Loïc Guézo : Dans le cas de SolarWinds précisément, l'objectif était de piéger un logiciel tiers pour attaquer par rebond ses clients ("supply chain attack"). Mais on ne connaît pas l’objectif de l’attaquant par rapport à ses cibles finales.

Nous pouvons imaginer 2 cas. Il peut s’agir d’un cybercriminel qui va essayer d’aller assez vite et être efficace pour voler des données et placer éventuellement des rançongiciels et faire un chantage à la divulgation données. Si ce n’est pas criminel mais davantage de l’ordre du « nation-state », l'objectif est différent. Il est surtout de rester le plus longtemps furtif et non détecté. Il est de garantir un accès au système d’information et de créer d'autres portes d'accès au cas où, SolarWinds par exemple, aurait détecté et bouché la brèche. Dans ce laps de temps, l’attaquant déroule son plan : voler de l’information avec un objectif d’espionnage classique, piéger de l'information en interne... ou faire de la cyber coercition. Sur certains clients de SolarWinds qui peuvent être des opérateurs d’importance critique ou vitale, le pirate peut poser des charges informatiques à l'avance (comme on poserait des barils d'explosifs sous un pont) pour préparer le terrain à une attaque d’ampleur décidée un jour J.

 

Atlantico.fr : On soupçonne le groupe de hackers russe APT29, alias Cozy Bear. Est-ce crédible ?

Loïc Guézo : Aujourd’hui, on ne peut pas savoir si ce sont eux mais il y a beaucoup d’indications qui sont compatibles avec cette hypothèse. Mais cela pourrait être aussi une des multiples nations identifiées par les Etats-Unis comme capable de réaliser ce genre d’opérations : la Chine, la Corée du Nord, l'Iran, etc. 
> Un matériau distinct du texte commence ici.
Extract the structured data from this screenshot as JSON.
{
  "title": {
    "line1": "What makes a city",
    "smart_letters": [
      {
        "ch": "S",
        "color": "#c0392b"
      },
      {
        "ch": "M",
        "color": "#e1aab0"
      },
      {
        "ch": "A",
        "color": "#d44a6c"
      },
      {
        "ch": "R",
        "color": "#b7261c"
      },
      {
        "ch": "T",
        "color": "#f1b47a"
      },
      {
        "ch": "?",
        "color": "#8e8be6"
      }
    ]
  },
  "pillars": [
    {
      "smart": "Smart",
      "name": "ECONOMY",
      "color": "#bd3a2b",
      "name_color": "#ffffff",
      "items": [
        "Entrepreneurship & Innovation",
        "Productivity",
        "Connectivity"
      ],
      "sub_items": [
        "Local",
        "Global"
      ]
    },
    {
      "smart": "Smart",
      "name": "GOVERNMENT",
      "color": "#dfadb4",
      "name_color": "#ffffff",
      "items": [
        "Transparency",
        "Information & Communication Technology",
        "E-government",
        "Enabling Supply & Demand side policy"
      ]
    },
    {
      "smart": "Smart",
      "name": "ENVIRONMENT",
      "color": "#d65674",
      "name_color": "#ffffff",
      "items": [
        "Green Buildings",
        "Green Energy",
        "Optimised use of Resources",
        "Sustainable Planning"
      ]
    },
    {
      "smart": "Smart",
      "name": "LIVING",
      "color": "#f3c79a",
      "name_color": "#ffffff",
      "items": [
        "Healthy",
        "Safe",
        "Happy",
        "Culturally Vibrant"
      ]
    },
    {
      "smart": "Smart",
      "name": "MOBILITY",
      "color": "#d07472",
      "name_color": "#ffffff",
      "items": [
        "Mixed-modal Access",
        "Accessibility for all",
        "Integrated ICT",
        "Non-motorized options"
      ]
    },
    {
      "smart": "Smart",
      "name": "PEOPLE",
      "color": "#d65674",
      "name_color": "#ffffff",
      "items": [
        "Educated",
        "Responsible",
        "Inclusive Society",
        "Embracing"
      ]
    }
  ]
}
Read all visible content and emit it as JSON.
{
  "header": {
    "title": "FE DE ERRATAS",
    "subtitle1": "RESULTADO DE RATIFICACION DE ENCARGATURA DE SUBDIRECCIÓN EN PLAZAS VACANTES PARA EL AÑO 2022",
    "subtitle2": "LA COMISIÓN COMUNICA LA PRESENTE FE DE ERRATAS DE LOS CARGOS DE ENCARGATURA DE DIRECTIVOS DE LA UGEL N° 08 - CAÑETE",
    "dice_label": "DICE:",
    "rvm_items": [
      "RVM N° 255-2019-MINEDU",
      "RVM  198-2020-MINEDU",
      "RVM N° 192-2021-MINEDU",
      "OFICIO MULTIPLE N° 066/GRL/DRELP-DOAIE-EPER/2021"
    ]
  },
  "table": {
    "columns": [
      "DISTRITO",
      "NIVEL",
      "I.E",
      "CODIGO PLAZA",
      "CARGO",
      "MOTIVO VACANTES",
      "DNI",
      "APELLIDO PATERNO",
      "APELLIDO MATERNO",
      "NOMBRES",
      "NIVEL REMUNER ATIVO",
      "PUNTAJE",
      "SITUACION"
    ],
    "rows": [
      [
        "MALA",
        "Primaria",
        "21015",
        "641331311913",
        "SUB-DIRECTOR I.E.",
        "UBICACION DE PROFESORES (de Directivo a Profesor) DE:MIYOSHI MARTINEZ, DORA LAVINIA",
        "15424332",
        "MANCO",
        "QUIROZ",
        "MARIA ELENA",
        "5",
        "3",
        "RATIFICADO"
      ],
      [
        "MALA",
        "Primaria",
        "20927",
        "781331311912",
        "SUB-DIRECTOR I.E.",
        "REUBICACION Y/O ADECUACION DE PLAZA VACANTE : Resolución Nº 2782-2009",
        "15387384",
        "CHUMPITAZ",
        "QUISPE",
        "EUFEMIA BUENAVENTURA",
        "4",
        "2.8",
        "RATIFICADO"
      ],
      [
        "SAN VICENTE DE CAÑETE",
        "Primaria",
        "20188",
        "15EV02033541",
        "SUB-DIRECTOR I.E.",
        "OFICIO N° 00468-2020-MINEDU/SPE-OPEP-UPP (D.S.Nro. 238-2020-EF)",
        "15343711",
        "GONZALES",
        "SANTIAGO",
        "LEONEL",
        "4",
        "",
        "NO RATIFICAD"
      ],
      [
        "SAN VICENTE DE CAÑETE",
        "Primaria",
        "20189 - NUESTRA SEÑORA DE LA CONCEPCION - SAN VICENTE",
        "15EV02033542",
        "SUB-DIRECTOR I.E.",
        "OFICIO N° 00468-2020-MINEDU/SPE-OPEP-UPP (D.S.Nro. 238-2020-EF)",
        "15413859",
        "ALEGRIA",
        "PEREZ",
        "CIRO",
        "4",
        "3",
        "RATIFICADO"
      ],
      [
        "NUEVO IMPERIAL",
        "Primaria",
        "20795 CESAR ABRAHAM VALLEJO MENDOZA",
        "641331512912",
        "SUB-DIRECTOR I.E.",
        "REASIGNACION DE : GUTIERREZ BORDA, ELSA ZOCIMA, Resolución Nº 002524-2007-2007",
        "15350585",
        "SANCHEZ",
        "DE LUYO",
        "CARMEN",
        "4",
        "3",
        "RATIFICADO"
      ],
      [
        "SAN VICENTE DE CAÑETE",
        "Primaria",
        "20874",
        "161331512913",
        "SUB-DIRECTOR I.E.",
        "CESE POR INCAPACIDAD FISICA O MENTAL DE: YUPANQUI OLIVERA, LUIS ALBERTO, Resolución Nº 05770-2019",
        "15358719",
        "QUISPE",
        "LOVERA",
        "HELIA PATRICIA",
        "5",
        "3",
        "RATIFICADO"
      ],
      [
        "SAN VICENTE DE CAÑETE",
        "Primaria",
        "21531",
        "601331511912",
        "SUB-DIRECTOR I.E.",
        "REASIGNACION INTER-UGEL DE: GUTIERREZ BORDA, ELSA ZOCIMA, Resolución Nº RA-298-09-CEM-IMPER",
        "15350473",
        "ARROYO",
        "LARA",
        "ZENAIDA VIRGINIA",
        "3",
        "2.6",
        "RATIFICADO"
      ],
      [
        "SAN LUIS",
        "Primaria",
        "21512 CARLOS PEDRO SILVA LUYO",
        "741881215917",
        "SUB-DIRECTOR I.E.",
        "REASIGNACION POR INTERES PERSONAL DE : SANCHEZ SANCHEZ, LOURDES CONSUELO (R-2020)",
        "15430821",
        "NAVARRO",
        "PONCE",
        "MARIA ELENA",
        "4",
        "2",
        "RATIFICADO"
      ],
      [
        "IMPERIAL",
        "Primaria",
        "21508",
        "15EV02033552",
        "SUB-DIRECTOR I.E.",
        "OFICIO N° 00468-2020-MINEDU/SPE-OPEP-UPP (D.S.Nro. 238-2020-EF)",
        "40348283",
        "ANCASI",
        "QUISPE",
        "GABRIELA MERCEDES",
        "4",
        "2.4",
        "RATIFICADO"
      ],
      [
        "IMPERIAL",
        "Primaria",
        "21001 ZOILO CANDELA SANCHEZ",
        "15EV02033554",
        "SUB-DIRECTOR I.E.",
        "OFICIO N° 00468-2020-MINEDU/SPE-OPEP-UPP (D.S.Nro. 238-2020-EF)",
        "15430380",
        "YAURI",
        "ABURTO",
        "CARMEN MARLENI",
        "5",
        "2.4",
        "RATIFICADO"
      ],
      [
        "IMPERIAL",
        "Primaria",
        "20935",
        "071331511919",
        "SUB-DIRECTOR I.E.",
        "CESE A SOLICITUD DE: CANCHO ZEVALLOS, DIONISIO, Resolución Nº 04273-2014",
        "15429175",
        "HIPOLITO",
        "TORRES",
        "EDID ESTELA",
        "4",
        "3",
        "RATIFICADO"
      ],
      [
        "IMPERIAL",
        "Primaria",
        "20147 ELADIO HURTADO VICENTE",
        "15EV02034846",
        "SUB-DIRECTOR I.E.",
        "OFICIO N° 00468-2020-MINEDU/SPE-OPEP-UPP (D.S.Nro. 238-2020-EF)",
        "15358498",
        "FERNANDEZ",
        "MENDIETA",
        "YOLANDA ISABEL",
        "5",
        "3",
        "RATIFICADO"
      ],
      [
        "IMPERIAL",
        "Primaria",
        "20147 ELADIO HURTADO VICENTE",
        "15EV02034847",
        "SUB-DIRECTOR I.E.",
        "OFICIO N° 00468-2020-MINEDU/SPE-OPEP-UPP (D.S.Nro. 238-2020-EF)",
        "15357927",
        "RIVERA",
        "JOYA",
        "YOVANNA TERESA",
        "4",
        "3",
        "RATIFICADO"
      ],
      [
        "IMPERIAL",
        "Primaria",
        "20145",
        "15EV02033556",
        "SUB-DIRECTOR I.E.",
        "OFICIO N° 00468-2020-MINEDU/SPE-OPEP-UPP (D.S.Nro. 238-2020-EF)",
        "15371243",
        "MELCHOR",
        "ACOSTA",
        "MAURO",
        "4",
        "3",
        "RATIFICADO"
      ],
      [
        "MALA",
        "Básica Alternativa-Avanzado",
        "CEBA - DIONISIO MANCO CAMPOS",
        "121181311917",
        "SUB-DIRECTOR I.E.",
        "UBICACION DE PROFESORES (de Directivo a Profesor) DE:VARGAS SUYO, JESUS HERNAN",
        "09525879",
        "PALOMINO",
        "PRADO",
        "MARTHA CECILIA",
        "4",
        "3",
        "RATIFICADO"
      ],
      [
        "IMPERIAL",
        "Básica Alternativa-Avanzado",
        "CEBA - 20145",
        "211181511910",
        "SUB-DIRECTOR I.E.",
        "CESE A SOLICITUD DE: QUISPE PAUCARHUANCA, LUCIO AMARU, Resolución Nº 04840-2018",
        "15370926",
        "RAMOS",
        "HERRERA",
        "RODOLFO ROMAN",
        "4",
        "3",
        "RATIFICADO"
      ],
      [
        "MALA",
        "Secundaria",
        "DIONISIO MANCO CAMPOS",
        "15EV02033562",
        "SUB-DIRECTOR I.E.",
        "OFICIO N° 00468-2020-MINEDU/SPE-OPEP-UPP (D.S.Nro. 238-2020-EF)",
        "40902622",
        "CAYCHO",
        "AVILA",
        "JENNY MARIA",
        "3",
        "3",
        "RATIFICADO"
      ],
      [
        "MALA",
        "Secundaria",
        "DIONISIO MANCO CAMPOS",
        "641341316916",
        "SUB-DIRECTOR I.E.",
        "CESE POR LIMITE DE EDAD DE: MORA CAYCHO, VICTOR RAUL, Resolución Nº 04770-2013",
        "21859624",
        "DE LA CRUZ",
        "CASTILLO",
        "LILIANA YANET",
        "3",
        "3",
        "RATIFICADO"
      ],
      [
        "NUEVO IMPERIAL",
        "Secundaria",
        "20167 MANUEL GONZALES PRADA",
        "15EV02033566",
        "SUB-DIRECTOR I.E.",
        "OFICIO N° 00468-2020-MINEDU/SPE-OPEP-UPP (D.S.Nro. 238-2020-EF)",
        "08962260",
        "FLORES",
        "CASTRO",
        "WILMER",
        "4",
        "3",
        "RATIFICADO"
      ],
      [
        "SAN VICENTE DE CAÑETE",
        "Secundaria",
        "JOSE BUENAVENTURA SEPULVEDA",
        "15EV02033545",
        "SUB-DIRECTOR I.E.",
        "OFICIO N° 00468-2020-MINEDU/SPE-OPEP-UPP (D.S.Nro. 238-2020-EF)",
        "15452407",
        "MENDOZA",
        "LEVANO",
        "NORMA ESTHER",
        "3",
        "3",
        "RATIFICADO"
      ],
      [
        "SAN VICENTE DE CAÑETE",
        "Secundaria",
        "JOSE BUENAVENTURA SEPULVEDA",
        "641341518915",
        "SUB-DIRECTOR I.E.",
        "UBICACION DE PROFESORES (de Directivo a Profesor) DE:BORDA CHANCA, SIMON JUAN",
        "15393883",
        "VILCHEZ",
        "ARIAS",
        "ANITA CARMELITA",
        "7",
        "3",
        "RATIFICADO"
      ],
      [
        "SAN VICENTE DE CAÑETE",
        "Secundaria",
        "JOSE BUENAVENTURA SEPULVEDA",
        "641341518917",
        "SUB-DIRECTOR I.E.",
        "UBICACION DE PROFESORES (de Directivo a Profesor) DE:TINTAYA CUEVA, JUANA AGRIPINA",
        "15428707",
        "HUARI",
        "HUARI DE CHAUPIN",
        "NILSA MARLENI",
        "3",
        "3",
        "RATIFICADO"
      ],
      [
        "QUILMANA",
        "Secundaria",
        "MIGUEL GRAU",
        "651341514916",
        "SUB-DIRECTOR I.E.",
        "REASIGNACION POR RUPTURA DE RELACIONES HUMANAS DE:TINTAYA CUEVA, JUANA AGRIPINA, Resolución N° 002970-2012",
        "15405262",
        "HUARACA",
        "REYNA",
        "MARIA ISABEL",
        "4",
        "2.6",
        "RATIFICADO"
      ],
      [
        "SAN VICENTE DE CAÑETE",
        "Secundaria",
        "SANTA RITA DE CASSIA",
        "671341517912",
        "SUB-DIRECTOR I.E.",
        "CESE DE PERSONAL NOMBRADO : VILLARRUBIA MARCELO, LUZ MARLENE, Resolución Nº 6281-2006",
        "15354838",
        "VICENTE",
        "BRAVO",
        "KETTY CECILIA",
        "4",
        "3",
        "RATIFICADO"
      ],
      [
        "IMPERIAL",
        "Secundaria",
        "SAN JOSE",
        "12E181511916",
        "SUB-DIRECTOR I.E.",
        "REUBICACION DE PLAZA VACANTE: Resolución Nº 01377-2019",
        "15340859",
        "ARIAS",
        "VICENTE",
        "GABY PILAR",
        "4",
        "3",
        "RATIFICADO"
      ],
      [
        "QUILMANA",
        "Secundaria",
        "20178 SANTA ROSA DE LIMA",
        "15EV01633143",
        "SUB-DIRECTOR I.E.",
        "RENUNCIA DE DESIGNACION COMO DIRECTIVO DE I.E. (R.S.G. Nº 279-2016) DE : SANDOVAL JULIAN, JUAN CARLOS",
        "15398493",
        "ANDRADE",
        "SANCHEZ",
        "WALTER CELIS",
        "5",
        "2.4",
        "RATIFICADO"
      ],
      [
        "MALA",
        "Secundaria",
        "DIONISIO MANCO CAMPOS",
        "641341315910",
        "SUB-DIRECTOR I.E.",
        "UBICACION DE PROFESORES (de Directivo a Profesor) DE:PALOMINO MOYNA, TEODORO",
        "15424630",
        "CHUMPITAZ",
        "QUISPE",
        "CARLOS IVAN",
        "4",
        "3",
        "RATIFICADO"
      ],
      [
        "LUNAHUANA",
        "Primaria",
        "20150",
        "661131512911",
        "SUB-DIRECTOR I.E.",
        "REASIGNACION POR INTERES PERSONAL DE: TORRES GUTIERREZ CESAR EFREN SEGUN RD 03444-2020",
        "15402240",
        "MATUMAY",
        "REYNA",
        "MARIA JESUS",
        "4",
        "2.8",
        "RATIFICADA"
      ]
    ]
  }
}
Mais aujourd’hui, vu l’ampleur du sujet, il y aura sans doute dans les semaines qui viennent des déclarations d’attribution politique qui seront faites. Il faut aussi faire attention aux pays qui maquillent leurs traces d'intrusion informatique pour se faire passer pour un autre pays (false flags), les Américains sont très forts à ce jeu d'ailleurs. Ceci étant dit, tout converge vers la Russie pour le moment.

En 2017, il y a eu une grosse opération qui s’appelait NotPetya qui vient juste d’être attribué par le FBI à des officiers russes. Donc, malgré l’ampleur de cette opération en 2017, il s’est passé 3 ans entre la déflagration numérique mondiale et la publication du FBI de l’acte d’accusation. Donc ça va prendre du temps. Une attribution rapide du piratage à la Russie serait surtout politique.